Job Title: Instructional Designer, Faculty of Extension, University of Alberta; Co-Founder, Nerd Nite Edmonton
Why He’s Top 40: He’s helping teachers become better instructors, while encouraging nerds everywhere to be themselves through Nerd Nite.
Guilty Pleasure: “Karaoke. I do ‘Pinball Wizard,’ the Elton John version.”
Education is a passion of Wade Kelly’s. As an instructional designer, he helps people become better at teaching by assisting with things such as building a syllabus or creating a multiple-choice exam.
Kelly was once a teacher himself, in the same high school he once attended in the city of Fort St. John, British Columbia. He moved back there after completing his undergrad at the University of Alberta. When he started teaching there, he realized that not much had changed since he was a student. “I wasn’t really picked on all that much, but it was a fairly homophobic environment,” says Kelly, who came out as gay while in university.
As a teacher, he noticed that homophobic language was being used at the high school and that other teachers weren’t saying anything. “That was one of the reasons that I came back to Edmonton – I couldn’t teach in that environment, and I didn’t want to stay there.”
He did his master’s degree with the goal of creating policy that would inform practice, and bring about change in the way students react to sexual-minority issues. Next up? He’ll soon start his Ph.D.

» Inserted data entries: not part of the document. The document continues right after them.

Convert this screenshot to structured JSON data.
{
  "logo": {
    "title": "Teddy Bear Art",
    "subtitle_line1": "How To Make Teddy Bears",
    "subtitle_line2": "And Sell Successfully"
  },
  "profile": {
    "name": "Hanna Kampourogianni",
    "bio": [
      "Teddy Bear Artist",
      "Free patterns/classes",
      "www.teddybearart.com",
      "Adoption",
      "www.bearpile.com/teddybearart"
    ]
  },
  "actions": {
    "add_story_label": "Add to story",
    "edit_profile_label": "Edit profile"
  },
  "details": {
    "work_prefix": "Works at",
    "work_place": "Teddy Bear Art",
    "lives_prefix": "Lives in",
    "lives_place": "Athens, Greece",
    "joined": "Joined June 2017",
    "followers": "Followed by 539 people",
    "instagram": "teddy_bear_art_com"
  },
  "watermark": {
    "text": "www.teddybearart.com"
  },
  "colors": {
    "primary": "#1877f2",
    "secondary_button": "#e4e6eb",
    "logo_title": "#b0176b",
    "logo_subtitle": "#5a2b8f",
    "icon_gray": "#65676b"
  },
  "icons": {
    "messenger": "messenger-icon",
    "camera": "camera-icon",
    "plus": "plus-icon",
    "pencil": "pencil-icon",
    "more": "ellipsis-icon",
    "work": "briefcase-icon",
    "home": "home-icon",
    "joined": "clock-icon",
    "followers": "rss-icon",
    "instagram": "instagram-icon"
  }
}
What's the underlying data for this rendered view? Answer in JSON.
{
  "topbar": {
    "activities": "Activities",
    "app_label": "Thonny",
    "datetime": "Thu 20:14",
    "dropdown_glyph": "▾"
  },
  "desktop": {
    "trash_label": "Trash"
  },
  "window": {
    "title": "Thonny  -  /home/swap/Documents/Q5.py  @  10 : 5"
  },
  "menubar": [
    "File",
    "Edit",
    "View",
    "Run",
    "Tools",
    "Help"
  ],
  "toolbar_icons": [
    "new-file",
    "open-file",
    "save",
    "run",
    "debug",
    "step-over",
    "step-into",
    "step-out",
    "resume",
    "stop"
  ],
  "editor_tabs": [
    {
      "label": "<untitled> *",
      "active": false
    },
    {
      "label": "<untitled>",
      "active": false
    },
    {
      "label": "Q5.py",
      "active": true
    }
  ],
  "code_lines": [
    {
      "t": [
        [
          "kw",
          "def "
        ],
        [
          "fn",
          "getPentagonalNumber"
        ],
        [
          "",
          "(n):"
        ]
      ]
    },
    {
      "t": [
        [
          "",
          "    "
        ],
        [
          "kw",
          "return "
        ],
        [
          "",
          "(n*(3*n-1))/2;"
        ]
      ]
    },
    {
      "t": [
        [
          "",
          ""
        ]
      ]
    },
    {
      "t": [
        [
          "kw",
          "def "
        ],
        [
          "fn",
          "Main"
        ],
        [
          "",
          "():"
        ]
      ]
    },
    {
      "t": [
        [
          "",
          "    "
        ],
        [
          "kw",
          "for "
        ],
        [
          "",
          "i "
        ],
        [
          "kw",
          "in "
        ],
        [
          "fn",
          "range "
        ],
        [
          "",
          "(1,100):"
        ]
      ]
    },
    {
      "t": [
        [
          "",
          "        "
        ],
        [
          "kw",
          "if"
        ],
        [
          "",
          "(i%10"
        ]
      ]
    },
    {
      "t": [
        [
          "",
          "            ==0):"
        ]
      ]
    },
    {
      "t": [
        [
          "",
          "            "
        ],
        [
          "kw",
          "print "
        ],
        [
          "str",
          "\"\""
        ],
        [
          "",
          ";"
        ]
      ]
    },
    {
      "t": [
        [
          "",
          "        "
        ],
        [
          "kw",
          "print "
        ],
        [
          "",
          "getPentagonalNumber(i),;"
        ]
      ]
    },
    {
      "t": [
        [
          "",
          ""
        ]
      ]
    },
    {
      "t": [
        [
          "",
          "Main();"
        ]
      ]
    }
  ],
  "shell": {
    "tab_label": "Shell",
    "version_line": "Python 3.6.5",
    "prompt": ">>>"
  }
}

In the meantime, he encourages a culture of learning in Edmonton through Nerd Nite, an event he co-founded in 2012 with Top 40 Under 40 alumnus Adam Rozenhart. Each evening features three speakers on topics ranging from culture to science to art. “We’ve had everything from a Canada research chair to a guy who was a retired police officer in Edmonton who collects watches,” says Kelly, who refers to Nerd Nite as “Discovery Channel with beer.”

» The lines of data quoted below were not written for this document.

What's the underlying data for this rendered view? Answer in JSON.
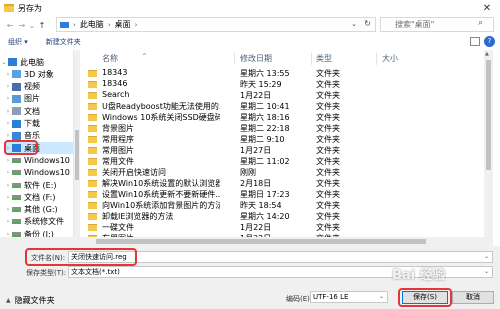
{
  "window": {
    "title": "另存为",
    "close": "✕"
  },
  "address": {
    "crumbs": [
      "此电脑",
      "桌面"
    ],
    "search_placeholder": "搜索\"桌面\""
  },
  "toolbar": {
    "organize": "组织 ▾",
    "new_folder": "新建文件夹",
    "help": "?"
  },
  "nav": {
    "items": [
      {
        "label": "此电脑",
        "icon": "pc-icon",
        "chev": "⌄",
        "indent": 0
      },
      {
        "label": "3D 对象",
        "icon": "cube-icon",
        "chev": "›",
        "indent": 1
      },
      {
        "label": "视频",
        "icon": "video-icon",
        "chev": "›",
        "indent": 1
      },
      {
        "label": "图片",
        "icon": "picture-icon",
        "chev": "›",
        "indent": 1
      },
      {
        "label": "文档",
        "icon": "document-icon",
        "chev": "›",
        "indent": 1
      },
      {
        "label": "下载",
        "icon": "download-icon",
        "chev": "›",
        "indent": 1
      },
      {
        "label": "音乐",
        "icon": "music-icon",
        "chev": "›",
        "indent": 1
      },
      {
        "label": "桌面",
        "icon": "desktop-icon",
        "chev": "›",
        "indent": 1,
        "selected": true
      },
      {
        "label": "Windows10",
        "icon": "drive-icon",
        "chev": "›",
        "indent": 1
      },
      {
        "label": "Windows10",
        "icon": "drive-icon",
        "chev": "›",
        "indent": 1
      },
      {
        "label": "软件 (E:)",
        "icon": "drive-icon",
        "chev": "›",
        "indent": 1
      },
      {
        "label": "文档 (F:)",
        "icon": "drive-icon",
        "chev": "›",
        "indent": 1
      },
      {
        "label": "其他 (G:)",
        "icon": "drive-icon",
        "chev": "›",
        "indent": 1
      },
      {
        "label": "系统修文件",
        "icon": "drive-icon",
        "chev": "›",
        "indent": 1
      },
      {
        "label": "备份 (I:)",
        "icon": "drive-icon",
        "chev": "›",
        "indent": 1
      }
    ]
  },
  "columns": {
    "name": "名称",
    "date": "修改日期",
    "type": "类型",
    "size": "大小",
    "sort_caret": "^"
  },
  "files": [
    {
      "name": "18343",
      "date": "星期六 13:55",
      "type": "文件夹"
    },
    {
      "name": "18346",
      "date": "昨天 15:29",
      "type": "文件夹"
    },
    {
      "name": "Search",
      "date": "1月22日",
      "type": "文件夹"
    },
    {
      "name": "U盘Readyboost功能无法使用的...",
      "date": "星期二 10:41",
      "type": "文件夹"
    },
    {
      "name": "Windows 10系统关闭SSD硬盘碎...",
      "date": "星期六 18:16",
      "type": "文件夹"
    },
    {
      "name": "背景图片",
      "date": "星期二 22:18",
      "type": "文件夹"
    },
    {
      "name": "常用程序",
      "date": "星期二 9:10",
      "type": "文件夹"
    },
    {
      "name": "常用图片",
      "date": "1月27日",
      "type": "文件夹"
    },
    {
      "name": "常用文件",
      "date": "星期二 11:02",
      "type": "文件夹"
    },
    {
      "name": "关闭开启快速访问",
      "date": "刚刚",
      "type": "文件夹"
    },
    {
      "name": "解决Win10系统设置的默认浏览器...",
      "date": "2月18日",
      "type": "文件夹"
    },
    {
      "name": "设置Win10系统更新不要新硬件...",
      "date": "星期日 17:23",
      "type": "文件夹"
    },
    {
      "name": "向Win10系统添加背景图片的方法",
      "date": "昨天 18:54",
      "type": "文件夹"
    },
    {
      "name": "卸载IE浏览器的方法",
      "date": "星期六 14:20",
      "type": "文件夹"
    },
    {
      "name": "一碟文件",
      "date": "1月22日",
      "type": "文件夹"
    },
    {
      "name": "有用图片",
      "date": "1月22日",
      "type": "文件夹"
    }
  ],
  "form": {
    "filename_label": "文件名(N):",
    "filename_value": "关闭快速访问.reg",
    "savetype_label": "保存类型(T):",
    "savetype_value": "文本文档(*.txt)",
    "encoding_label": "编码(E):",
    "encoding_value": "UTF-16 LE",
    "save_button": "保存(S)",
    "cancel_button": "取消",
    "hide_folders": "隐藏文件夹",
    "dropdown": "⌄"
  },
  "colors": {
    "highlight": "#e4353b",
    "selected": "#cce8ff",
    "folder": "#f6c849"
  },
  "watermark": "Bai 经验"
}
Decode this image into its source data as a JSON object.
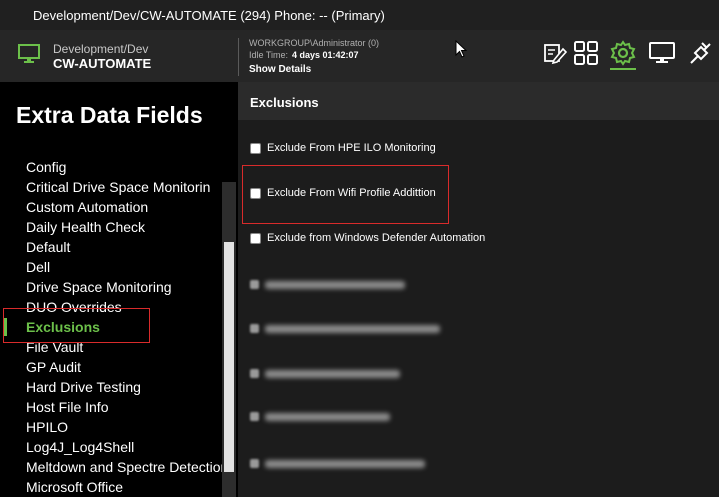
{
  "window": {
    "title": "Development/Dev/CW-AUTOMATE (294) Phone: -- (Primary)"
  },
  "header": {
    "breadcrumb": "Development/Dev",
    "machine_name": "CW-AUTOMATE",
    "user": "WORKGROUP\\Administrator (0)",
    "idle_label": "Idle Time:",
    "idle_value": "4 days 01:42:07",
    "show_details": "Show Details",
    "icons": [
      "edit-icon",
      "grid-icon",
      "gear-icon",
      "monitor-icon",
      "plug-icon"
    ],
    "accent": "#6cc04a"
  },
  "left_panel": {
    "title": "Extra Data Fields",
    "items": [
      "Config",
      "Critical Drive Space Monitorin",
      "Custom Automation",
      "Daily Health Check",
      "Default",
      "Dell",
      "Drive Space Monitoring",
      "DUO Overrides",
      "Exclusions",
      "File Vault",
      "GP Audit",
      "Hard Drive Testing",
      "Host File Info",
      "HPILO",
      "Log4J_Log4Shell",
      "Meltdown and Spectre Detection",
      "Microsoft Office"
    ],
    "selected": "Exclusions"
  },
  "right_panel": {
    "title": "Exclusions",
    "checkboxes": [
      {
        "label": "Exclude From HPE ILO Monitoring",
        "checked": false
      },
      {
        "label": "Exclude From Wifi Profile Addittion",
        "checked": false
      },
      {
        "label": "Exclude from Windows Defender Automation",
        "checked": false
      }
    ]
  },
  "highlight_color": "#d92b2b"
}
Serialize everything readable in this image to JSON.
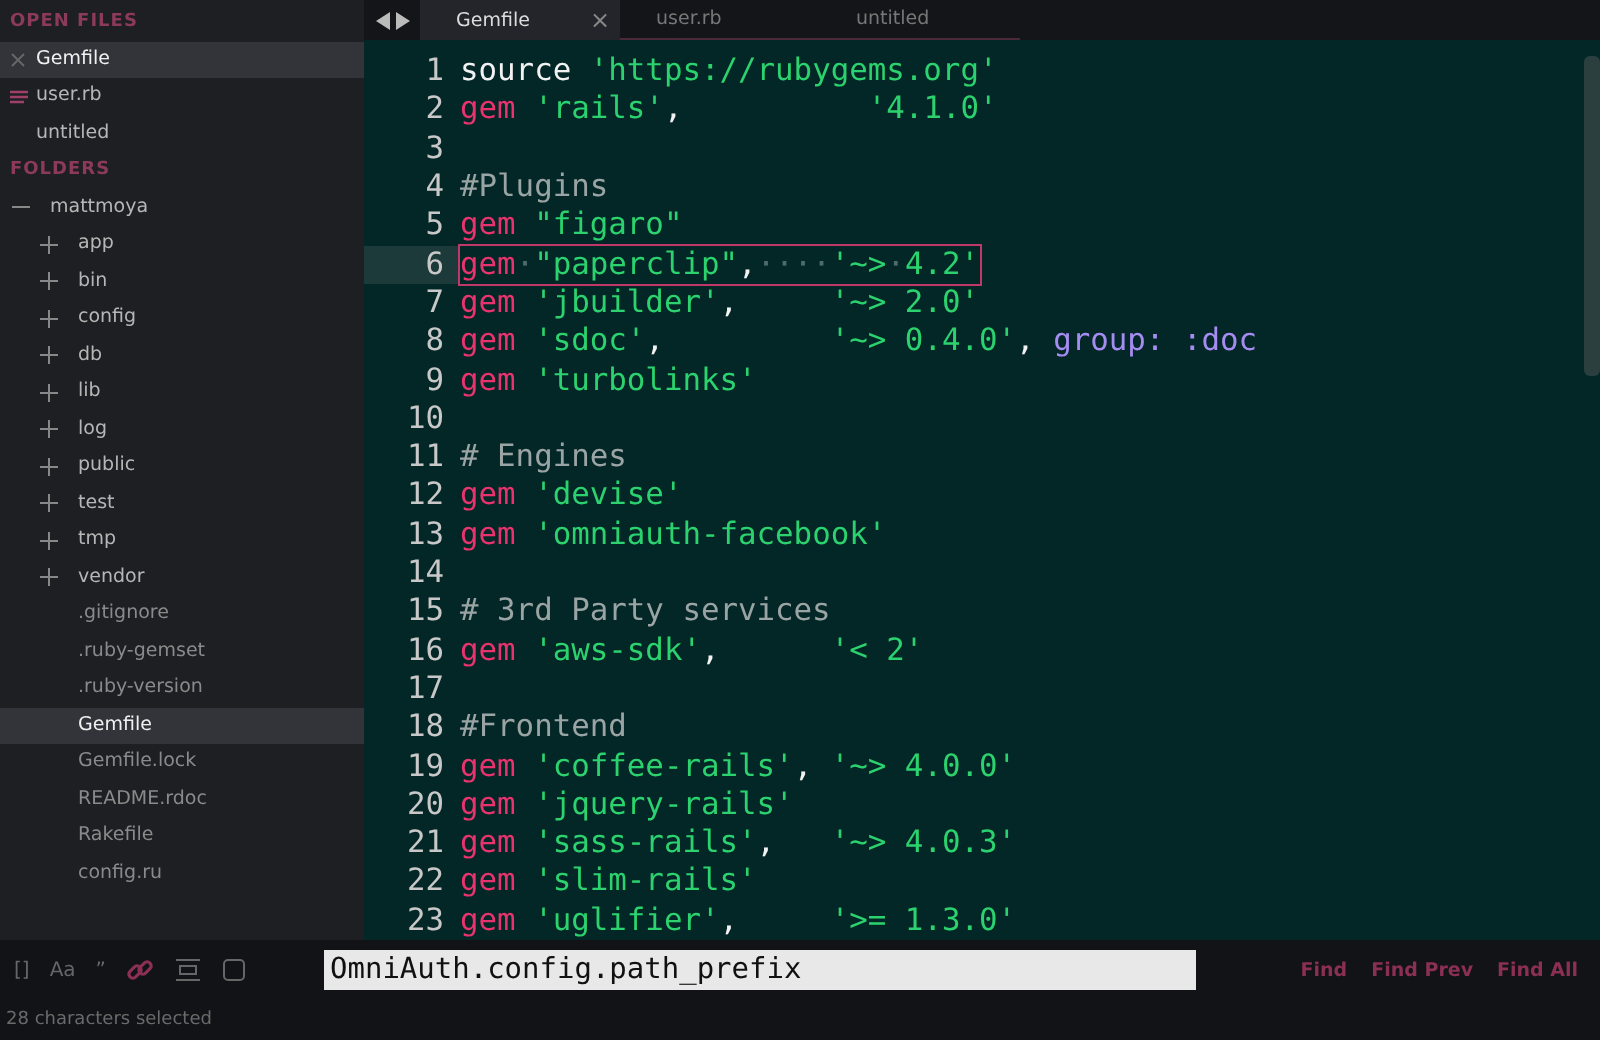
{
  "sidebar": {
    "open_files_header": "OPEN FILES",
    "open_files": [
      {
        "label": "Gemfile",
        "selected": true,
        "modified": false
      },
      {
        "label": "user.rb",
        "selected": false,
        "modified": true
      },
      {
        "label": "untitled",
        "selected": false,
        "modified": false
      }
    ],
    "folders_header": "FOLDERS",
    "tree": [
      {
        "label": "mattmoya",
        "kind": "folder",
        "expanded": true,
        "selected": false,
        "children": [
          {
            "label": "app",
            "kind": "folder",
            "expanded": false,
            "selected": false
          },
          {
            "label": "bin",
            "kind": "folder",
            "expanded": false,
            "selected": false
          },
          {
            "label": "config",
            "kind": "folder",
            "expanded": false,
            "selected": false
          },
          {
            "label": "db",
            "kind": "folder",
            "expanded": false,
            "selected": false
          },
          {
            "label": "lib",
            "kind": "folder",
            "expanded": false,
            "selected": false
          },
          {
            "label": "log",
            "kind": "folder",
            "expanded": false,
            "selected": false
          },
          {
            "label": "public",
            "kind": "folder",
            "expanded": false,
            "selected": false
          },
          {
            "label": "test",
            "kind": "folder",
            "expanded": false,
            "selected": false
          },
          {
            "label": "tmp",
            "kind": "folder",
            "expanded": false,
            "selected": false
          },
          {
            "label": "vendor",
            "kind": "folder",
            "expanded": false,
            "selected": false
          },
          {
            "label": ".gitignore",
            "kind": "file",
            "selected": false
          },
          {
            "label": ".ruby-gemset",
            "kind": "file",
            "selected": false
          },
          {
            "label": ".ruby-version",
            "kind": "file",
            "selected": false
          },
          {
            "label": "Gemfile",
            "kind": "file",
            "selected": true
          },
          {
            "label": "Gemfile.lock",
            "kind": "file",
            "selected": false
          },
          {
            "label": "README.rdoc",
            "kind": "file",
            "selected": false
          },
          {
            "label": "Rakefile",
            "kind": "file",
            "selected": false
          },
          {
            "label": "config.ru",
            "kind": "file",
            "selected": false
          }
        ]
      }
    ]
  },
  "tabs": [
    {
      "label": "Gemfile",
      "selected": true,
      "close": "×"
    },
    {
      "label": "user.rb",
      "selected": false
    },
    {
      "label": "untitled",
      "selected": false
    }
  ],
  "editor": {
    "lines": [
      {
        "number": "1",
        "tokens": [
          {
            "kind": "plain",
            "text": "source"
          },
          {
            "kind": "string",
            "text": " 'https://rubygems.org'"
          }
        ]
      },
      {
        "number": "2",
        "tokens": [
          {
            "kind": "keyword",
            "text": "gem"
          },
          {
            "kind": "string",
            "text": " 'rails'"
          },
          {
            "kind": "plain",
            "text": ",          "
          },
          {
            "kind": "string",
            "text": "'4.1.0'"
          }
        ]
      },
      {
        "number": "3"
      },
      {
        "number": "4",
        "tokens": [
          {
            "kind": "comment",
            "text": "#Plugins"
          }
        ]
      },
      {
        "number": "5",
        "tokens": [
          {
            "kind": "keyword",
            "text": "gem"
          },
          {
            "kind": "string",
            "text": " \"figaro\""
          }
        ]
      },
      {
        "number": "6",
        "current": true,
        "match": true,
        "tokens": [
          {
            "kind": "keyword",
            "text": "gem"
          },
          {
            "kind": "space",
            "text": "·"
          },
          {
            "kind": "string",
            "text": "\"paperclip\""
          },
          {
            "kind": "plain",
            "text": ","
          },
          {
            "kind": "space",
            "text": "····"
          },
          {
            "kind": "string",
            "text": "'~>"
          },
          {
            "kind": "space",
            "text": "·"
          },
          {
            "kind": "string",
            "text": "4.2'"
          }
        ]
      },
      {
        "number": "7",
        "tokens": [
          {
            "kind": "keyword",
            "text": "gem"
          },
          {
            "kind": "string",
            "text": " 'jbuilder'"
          },
          {
            "kind": "plain",
            "text": ",     "
          },
          {
            "kind": "string",
            "text": "'~> 2.0'"
          }
        ]
      },
      {
        "number": "8",
        "tokens": [
          {
            "kind": "keyword",
            "text": "gem"
          },
          {
            "kind": "string",
            "text": " 'sdoc'"
          },
          {
            "kind": "plain",
            "text": ",         "
          },
          {
            "kind": "string",
            "text": "'~> 0.4.0'"
          },
          {
            "kind": "plain",
            "text": ", "
          },
          {
            "kind": "symbol",
            "text": "group: :doc"
          }
        ]
      },
      {
        "number": "9",
        "tokens": [
          {
            "kind": "keyword",
            "text": "gem"
          },
          {
            "kind": "string",
            "text": " 'turbolinks'"
          }
        ]
      },
      {
        "number": "10"
      },
      {
        "number": "11",
        "tokens": [
          {
            "kind": "comment",
            "text": "# Engines"
          }
        ]
      },
      {
        "number": "12",
        "tokens": [
          {
            "kind": "keyword",
            "text": "gem"
          },
          {
            "kind": "string",
            "text": " 'devise'"
          }
        ]
      },
      {
        "number": "13",
        "tokens": [
          {
            "kind": "keyword",
            "text": "gem"
          },
          {
            "kind": "string",
            "text": " 'omniauth-facebook'"
          }
        ]
      },
      {
        "number": "14"
      },
      {
        "number": "15",
        "tokens": [
          {
            "kind": "comment",
            "text": "# 3rd Party services"
          }
        ]
      },
      {
        "number": "16",
        "tokens": [
          {
            "kind": "keyword",
            "text": "gem"
          },
          {
            "kind": "string",
            "text": " 'aws-sdk'"
          },
          {
            "kind": "plain",
            "text": ",      "
          },
          {
            "kind": "string",
            "text": "'< 2'"
          }
        ]
      },
      {
        "number": "17"
      },
      {
        "number": "18",
        "tokens": [
          {
            "kind": "comment",
            "text": "#Frontend"
          }
        ]
      },
      {
        "number": "19",
        "tokens": [
          {
            "kind": "keyword",
            "text": "gem"
          },
          {
            "kind": "string",
            "text": " 'coffee-rails'"
          },
          {
            "kind": "plain",
            "text": ", "
          },
          {
            "kind": "string",
            "text": "'~> 4.0.0'"
          }
        ]
      },
      {
        "number": "20",
        "tokens": [
          {
            "kind": "keyword",
            "text": "gem"
          },
          {
            "kind": "string",
            "text": " 'jquery-rails'"
          }
        ]
      },
      {
        "number": "21",
        "tokens": [
          {
            "kind": "keyword",
            "text": "gem"
          },
          {
            "kind": "string",
            "text": " 'sass-rails'"
          },
          {
            "kind": "plain",
            "text": ",   "
          },
          {
            "kind": "string",
            "text": "'~> 4.0.3'"
          }
        ]
      },
      {
        "number": "22",
        "tokens": [
          {
            "kind": "keyword",
            "text": "gem"
          },
          {
            "kind": "string",
            "text": " 'slim-rails'"
          }
        ]
      },
      {
        "number": "23",
        "tokens": [
          {
            "kind": "keyword",
            "text": "gem"
          },
          {
            "kind": "string",
            "text": " 'uglifier'"
          },
          {
            "kind": "plain",
            "text": ",     "
          },
          {
            "kind": "string",
            "text": "'>= 1.3.0'"
          }
        ]
      }
    ]
  },
  "find_panel": {
    "options": [
      {
        "kind": "regex",
        "label": "[]",
        "on": false
      },
      {
        "kind": "case",
        "label": "Aa",
        "on": false
      },
      {
        "kind": "word",
        "label": "”",
        "on": false
      },
      {
        "kind": "wrap",
        "on": true
      },
      {
        "kind": "selection",
        "on": false
      },
      {
        "kind": "highlight",
        "on": false
      }
    ],
    "value": "OmniAuth.config.path_prefix",
    "buttons": [
      "Find",
      "Find Prev",
      "Find All"
    ]
  },
  "status_bar": {
    "text": "28 characters selected"
  }
}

Two years later, 12 out of the past 15 Nerd Nites have sold out – Nerd Nites originally started in New York, but Edmonton’s events were followed by ones in Vancouver, Canmore and Calgary.
So why is Nerd Nite so popular? “We’ve been conditioned to believe that our education stops at Grade 12 or our undergrad or masters, but the human brain doesn’t work like that,” says Kelly.